Nós temos agora Núcleos que fazem a representação dos médicos, para ilustrar,cito o exemplo do Núcleo de Psiquiatria, que fez essa pesquisa que abordei anteriormente e que está fazendo um excelente trabalho, no sentido de modificar o atendimento psiquiátrico no Brasil. Existe a falta de leitos psiquiátricos, uma política, ao nosso ver, errônea. O fechamento de leitos psiquiátricos, no país, fez com que, por exemplo, pessoas que são drogadictas, que precisam de internação, não consigam leitos. Então, isso o nosso Núcleo de Psiquiatria está lutando muito. Algumas medicações que estão para serem retiradas do Sistema Único de Saúde (SUS), que são muito importantes para o atendimento psiquiátrico dos pacientes. Nós fomos a Brasília e fornecemos bastante informação, para que essas medicações não fossem retiradas do SUS. Nós temos outros Núcleos, como por exemplo, o Núcleo Exercício Ilegal da Profissão da Medicina, que recebe muitas denúncias de usos indevidos da atividade médica, por quem não é médico. São pessoas que se arvoram sem formação médica a fazer atividade médica. Optometristas que fazem consultas, como se fossem oftalmologistas, algumas clínicas estéticas que realizam atividades que são de cirurgiões plásticos ou de dermatologistas. Nós recebemos essas denúncias e criamos esse Núcleo. Ele atende praticamente a todo país, tendo inclusive um Núcleo semelhante ao Sindicato Médico de Minas Gerais. O Sindicato veio aqui e copiou nosso modelo. Temos outros Núcleos que são de interesse dos médicos, como Inovação. Nós conseguimos sistemas de gestão de consultório, que é interesse dos profissionais, trazidos pelo Núcleo Inovação. Nós ampliamos a nossa ação a partir daí.

Qual a marca que sua diretoria pretende deixar na história da instituição?

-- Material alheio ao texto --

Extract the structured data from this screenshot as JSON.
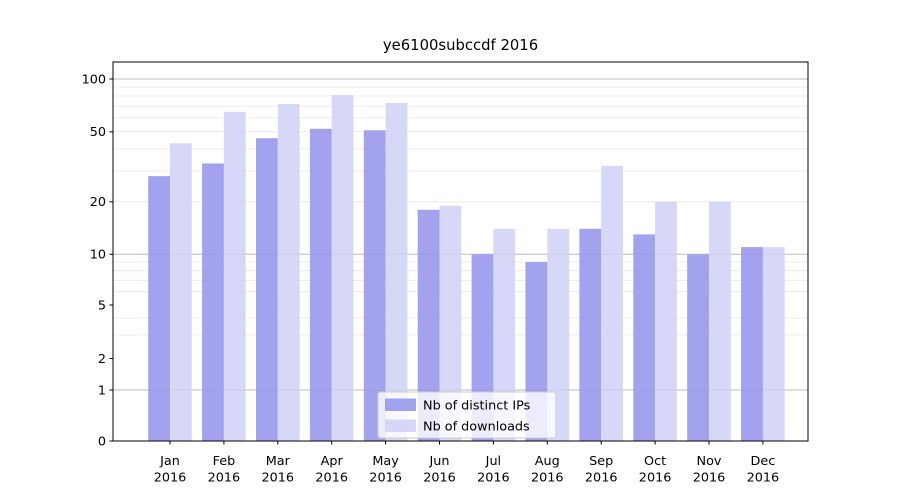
{
  "title": "ye6100subccdf 2016",
  "chart_data": {
    "type": "bar",
    "title": "ye6100subccdf 2016",
    "categories": [
      "Jan",
      "Feb",
      "Mar",
      "Apr",
      "May",
      "Jun",
      "Jul",
      "Aug",
      "Sep",
      "Oct",
      "Nov",
      "Dec"
    ],
    "x_tick_year": "2016",
    "series": [
      {
        "name": "Nb of distinct IPs",
        "color": "#9898ec",
        "fill_opacity": 0.9,
        "values": [
          28,
          33,
          46,
          52,
          51,
          18,
          10,
          9,
          14,
          13,
          10,
          11
        ]
      },
      {
        "name": "Nb of downloads",
        "color": "#d0d0f6",
        "fill_opacity": 0.85,
        "values": [
          43,
          65,
          72,
          81,
          73,
          19,
          14,
          14,
          32,
          20,
          20,
          11
        ]
      }
    ],
    "y_ticks": [
      0,
      1,
      2,
      5,
      10,
      20,
      50,
      100
    ],
    "y_scale": "symlog",
    "ylim": [
      0,
      125
    ],
    "grid": {
      "minor_values": [
        3,
        4,
        6,
        7,
        8,
        9,
        20,
        30,
        40,
        50,
        60,
        70,
        80,
        90
      ],
      "major_values": [
        1,
        10,
        100
      ],
      "minor_color": "#ececec",
      "major_color": "#bdbdbd"
    },
    "legend": {
      "position": "lower center",
      "labels": [
        "Nb of distinct IPs",
        "Nb of downloads"
      ]
    },
    "axis_color": "#000000",
    "background": "#ffffff"
  }
}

É importante ressaltar que esta gestão liderada pelo Marcelo Matias realizou tantas mudanças dentro da estrutura, que vai nos restar pouca coisa para mudar, mas nós queremos ampliar a nossa representação no interior. Tem algumas pequenas coisas, que são minhas ideias, que eu quero apresentar para o grupo, por exemplo, nós médicos trabalhamos muito e eu estou vendo a minha experiência, agora com 70 anos de idade, já estou na idade em que grande parte das pessoas já estão aposentadas. Eu estou em atividade ainda e essa é uma coisa que vejo com os meus colegas, a dificuldade em saber se aposentar. O médico não sabe se aposentar, não se prepara para isso, nem psicologicamente, nem muitas vezes, financeiramente. Então, eu gostaria de realizar um grupo para essa preparação. O importante é aprofundar as modificações que o Dr. Marcelo implementou. Nós queremos aumentar a nossa regionalização no interior do estado, aumentar nossa representação em Porto Alegre. Nós temos vários hospitais, em Porto Alegre, que não têm ainda um delegado sindical. Nós queremos que cada hospital tenha um delegado sindical e que seja representado dentro do Sindicato, traga as suas necessidades para que nós possamos fazer uma luta em conjunto, que é mais forte, porque se nos unimos, nós conseguimos mais resultados. Queremos mostrar a necessidade da qualificação do profissional e da valorização da categoria médica. Esse ano, implementamos o “Valorize o Médico, Valorize a Vida”, que é um programa que o nosso setor de marketing lançou no dia do médico, 18 de outubro. Tem também, o “Duas Vidas e um Só Coração”, que representa quando o médico atende o paciente. Mostrar essa valorização, utilizando a expertise do Sindicato, para que repercuta, também, na questão financeira. Enfim, faremos todo o possível por nossos associados, como afirma o lema de nosso Sindicato: “defender os médicos é defender a saúde”.